4.2 Updating Incremental Models on the Incoming Data Stream
If the Weka model being used is an incremental one — that is, one that can be updated/trained on a row-by-row basis — then this can be turned on by selecting the "Update model" checkbox. Furthermore, the updated model can be saved to a file after the transform completes by providing a file name in the "Save updated model" text box.
Only certain classifiers can be updated incrementally. The "Update model" checkbox and "Save updated model" text box will be grayed out if the loaded model is not incremental.
An incremental classifier can only learn from incoming rows if there is a correctly mapped target/class column in the data and it contains non-missing values.
4.3 Using PMML Models
As of Weka version 3.6.0, certain types of models expressed in the Predictive Modeling Markup Language can be imported by Weka and by the Weka scoring plugin. Version 3.6.0 can import Regression, General regression and Neural Network models. 3.7.0 adds Tree models. Loading a PMML model file into the Weka scoring step is simply a matter of browsing to the location of the XML file that contains the model. Selecting "PMML model file" in the file type drop down box of the file chooser dialog will show all files with a ".xml" extension. Once loaded, the model can be used in exactly the same way as a Weka native model.

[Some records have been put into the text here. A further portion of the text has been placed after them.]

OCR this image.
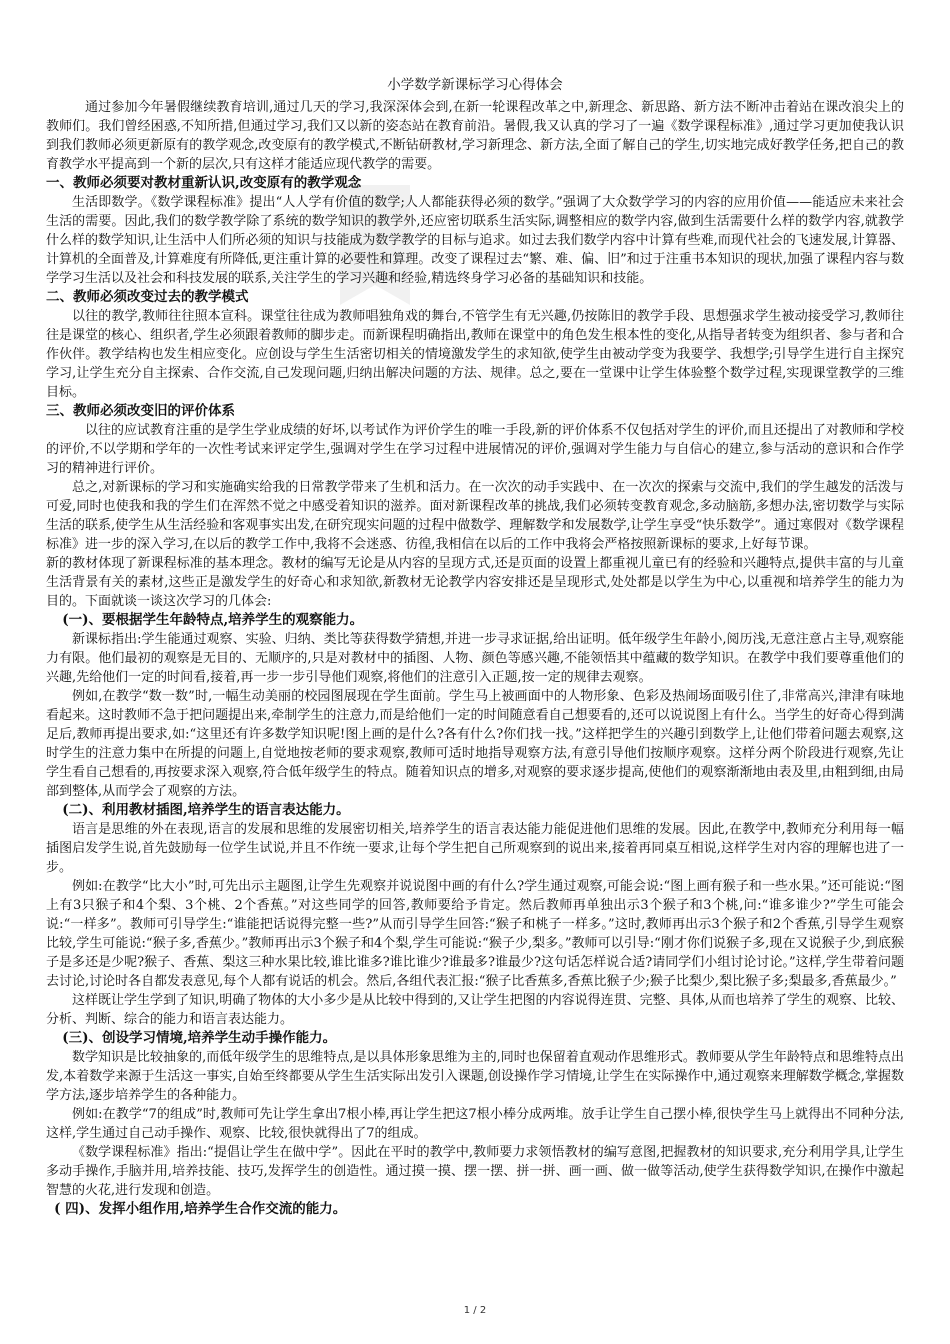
小学数学新课标学习心得体会

通过参加今年暑假继续教育培训,通过几天的学习,我深深体会到,在新一轮课程改革之中,新理念、新思路、新方法不断冲击着站在课改浪尖上的教师们。我们曾经困惑,不知所措,但通过学习,我们又以新的姿态站在教育前沿。暑假,我又认真的学习了一遍《数学课程标准》,通过学习更加使我认识到我们教师必须更新原有的教学观念,改变原有的教学模式,不断钻研教材,学习新理念、新方法,全面了解自己的学生,切实地完成好教学任务,把自己的教育教学水平提高到一个新的层次,只有这样才能适应现代教学的需要。

一、教师必须要对教材重新认识,改变原有的教学观念

生活即数学。《数学课程标准》提出“人人学有价值的数学;人人都能获得必须的数学。”强调了大众数学学习的内容的应用价值——能适应未来社会生活的需要。因此,我们的数学教学除了系统的数学知识的教学外,还应密切联系生活实际,调整相应的数学内容,做到生活需要什么样的数学内容,就教学什么样的数学知识,让生活中人们所必须的知识与技能成为数学教学的目标与追求。如过去我们数学内容中计算有些难,而现代社会的飞速发展,计算器、计算机的全面普及,计算难度有所降低,更注重计算的必要性和算理。改变了课程过去“繁、难、偏、旧”和过于注重书本知识的现状,加强了课程内容与数学学习生活以及社会和科技发展的联系,关注学生的学习兴趣和经验,精选终身学习必备的基础知识和技能。

二、教师必须改变过去的教学模式

以往的教学,教师往往照本宣科。课堂往往成为教师唱独角戏的舞台,不管学生有无兴趣,仍按陈旧的教学手段、思想强求学生被动接受学习,教师往往是课堂的核心、组织者,学生必须跟着教师的脚步走。而新课程明确指出,教师在课堂中的角色发生根本性的变化,从指导者转变为组织者、参与者和合作伙伴。教学结构也发生相应变化。应创设与学生生活密切相关的情境激发学生的求知欲,使学生由被动学变为我要学、我想学;引导学生进行自主探究学习,让学生充分自主探索、合作交流,自己发现问题,归纳出解决问题的方法、规律。总之,要在一堂课中让学生体验整个数学过程,实现课堂教学的三维目标。

三、教师必须改变旧的评价体系

以往的应试教育注重的是学生学业成绩的好坏,以考试作为评价学生的唯一手段,新的评价体系不仅包括对学生的评价,而且还提出了对教师和学校的评价,不以学期和学年的一次性考试来评定学生,强调对学生在学习过程中进展情况的评价,强调对学生能力与自信心的建立,参与活动的意识和合作学习的精神进行评价。

总之,对新课标的学习和实施确实给我的日常教学带来了生机和活力。在一次次的动手实践中、在一次次的探索与交流中,我们的学生越发的活泼与可爱,同时也使我和我的学生们在浑然不觉之中感受着知识的滋养。面对新课程改革的挑战,我们必须转变教育观念,多动脑筋,多想办法,密切数学与实际生活的联系,使学生从生活经验和客观事实出发,在研究现实问题的过程中做数学、理解数学和发展数学,让学生享受“快乐数学”。通过寒假对《数学课程标准》进一步的深入学习,在以后的教学工作中,我将不会迷惑、彷徨,我相信在以后的工作中我将会严格按照新课标的要求,上好每节课。

新的教材体现了新课程标准的基本理念。教材的编写无论是从内容的呈现方式,还是页面的设置上都重视儿童已有的经验和兴趣特点,提供丰富的与儿童生活背景有关的素材,这些正是激发学生的好奇心和求知欲,新教材无论教学内容安排还是呈现形式,处处都是以学生为中心,以重视和培养学生的能力为目的。下面就谈一谈这次学习的几体会:

(一)、要根据学生年龄特点,培养学生的观察能力。

新课标指出:学生能通过观察、实验、归纳、类比等获得数学猜想,并进一步寻求证据,给出证明。低年级学生年龄小,阅历浅,无意注意占主导,观察能力有限。他们最初的观察是无目的、无顺序的,只是对教材中的插图、人物、颜色等感兴趣,不能领悟其中蕴藏的数学知识。在教学中我们要尊重他们的兴趣,先给他们一定的时间看,接着,再一步一步引导他们观察,将他们的注意引入正题,按一定的规律去观察。

例如,在教学“数一数”时,一幅生动美丽的校园图展现在学生面前。学生马上被画面中的人物形象、色彩及热闹场面吸引住了,非常高兴,津津有味地看起来。这时教师不急于把问题提出来,牵制学生的注意力,而是给他们一定的时间随意看自己想要看的,还可以说说图上有什么。当学生的好奇心得到满足后,教师再提出要求,如:“这里还有许多数学知识呢!图上画的是什么?各有什么?你们找一找。”这样把学生的兴趣引到数学上,让他们带着问题去观察,这时学生的注意力集中在所提的问题上,自觉地按老师的要求观察,教师可适时地指导观察方法,有意引导他们按顺序观察。这样分两个阶段进行观察,先让学生看自己想看的,再按要求深入观察,符合低年级学生的特点。随着知识点的增多,对观察的要求逐步提高,使他们的观察渐渐地由表及里,由粗到细,由局部到整体,从而学会了观察的方法。

(二)、利用教材插图,培养学生的语言表达能力。

语言是思维的外在表现,语言的发展和思维的发展密切相关,培养学生的语言表达能力能促进他们思维的发展。因此,在教学中,教师充分利用每一幅插图启发学生说,首先鼓励每一位学生试说,并且不作统一要求,让每个学生把自己所观察到的说出来,接着再同桌互相说,这样学生对内容的理解也进了一步。

例如:在教学“比大小”时,可先出示主题图,让学生先观察并说说图中画的有什么?学生通过观察,可能会说:“图上画有猴子和一些水果。”还可能说:“图上有3只猴子和4个梨、3个桃、2个香蕉。”对这些同学的回答,教师要给予肯定。然后教师再单独出示3个猴子和3个桃,问:“谁多谁少?”学生可能会说:“一样多”。教师可引导学生:“谁能把话说得完整一些?”从而引导学生回答:“猴子和桃子一样多。”这时,教师再出示3个猴子和2个香蕉,引导学生观察比较,学生可能说:“猴子多,香蕉少。”教师再出示3个猴子和4个梨,学生可能说:“猴子少,梨多。”教师可以引导:“刚才你们说猴子多,现在又说猴子少,到底猴子是多还是少呢?猴子、香蕉、梨这三种水果比较,谁比谁多?谁比谁少?谁最多?谁最少?这句话怎样说合适?请同学们小组讨论讨论。”这样,学生带着问题去讨论,讨论时各自都发表意见,每个人都有说话的机会。然后,各组代表汇报:“猴子比香蕉多,香蕉比猴子少;猴子比梨少,梨比猴子多;梨最多,香蕉最少。”

这样既让学生学到了知识,明确了物体的大小多少是从比较中得到的,又让学生把图的内容说得连贯、完整、具体,从而也培养了学生的观察、比较、分析、判断、综合的能力和语言表达能力。

(三)、创设学习情境,培养学生动手操作能力。

数学知识是比较抽象的,而低年级学生的思维特点,是以具体形象思维为主的,同时也保留着直观动作思维形式。教师要从学生年龄特点和思维特点出发,本着数学来源于生活这一事实,自始至终都要从学生生活实际出发引入课题,创设操作学习情境,让学生在实际操作中,通过观察来理解数学概念,掌握数学方法,逐步培养学生的各种能力。

例如:在教学“7的组成”时,教师可先让学生拿出7根小棒,再让学生把这7根小棒分成两堆。放手让学生自己摆小棒,很快学生马上就得出不同种分法,这样,学生通过自己动手操作、观察、比较,很快就得出了7的组成。

《数学课程标准》指出:“提倡让学生在做中学”。因此在平时的教学中,教师要力求领悟教材的编写意图,把握教材的知识要求,充分利用学具,让学生多动手操作,手脑并用,培养技能、技巧,发挥学生的创造性。通过摸一摸、摆一摆、拼一拼、画一画、做一做等活动,使学生获得数学知识,在操作中激起智慧的火花,进行发现和创造。

( 四)、发挥小组作用,培养学生合作交流的能力。
1 / 2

More information on PMML support in Weka, including a roadmap for development, can be found here.
5 Tips and Tricks
5.1 Maximizing Throughput
In order to maximize the data throughput in the Weka scoring step, it is necessary to understand how Weka represents attribute values internally. All values encapsulated in Weka's Instance class are stored in primative Java double floating point format. This is the case for integer, real and nominal (discrete) values. In the case of the latter, the value represents the index of the discrete value, stored in double floating point format. Maximum speed, when the scoring step converts Kettle rows to Weka Instances, will be achieved when the incoming Kettle rows contain values that are Numbers (Doubles) for all numeric fields and Strings for all discrete fields. Integers or Booleans will trigger a conversion to Double. When there are a lot of fields, this conversion will affect performance.
5.2 A Note About the CSV Input Step
Kettle's CSV input step has an option called "Lazy conversion". By default, lazy conversion is turned on. This means that fields are read from the csv file into byte arrays. Construction of objects that represent the correct type for a particular field only occurs when a Kettle step requests a particular value from a row of data. This makes reading rows of data from the csv file extremely fast, and little overhead is imposed as long as downstream steps are not requesting a lot of values from the data rows. In the case of the Weka scoring step, most, if not all, values in a row will need to be accessed in order to construct an Instance to pass to the classifier. When there are many attributes/fields this can result in a performance hit. Better performance can be achieved by turning off "Lazy conversion" in the CSV input step. This has the effect of making the CSV input step construct the correct type of object for a field as data is read in.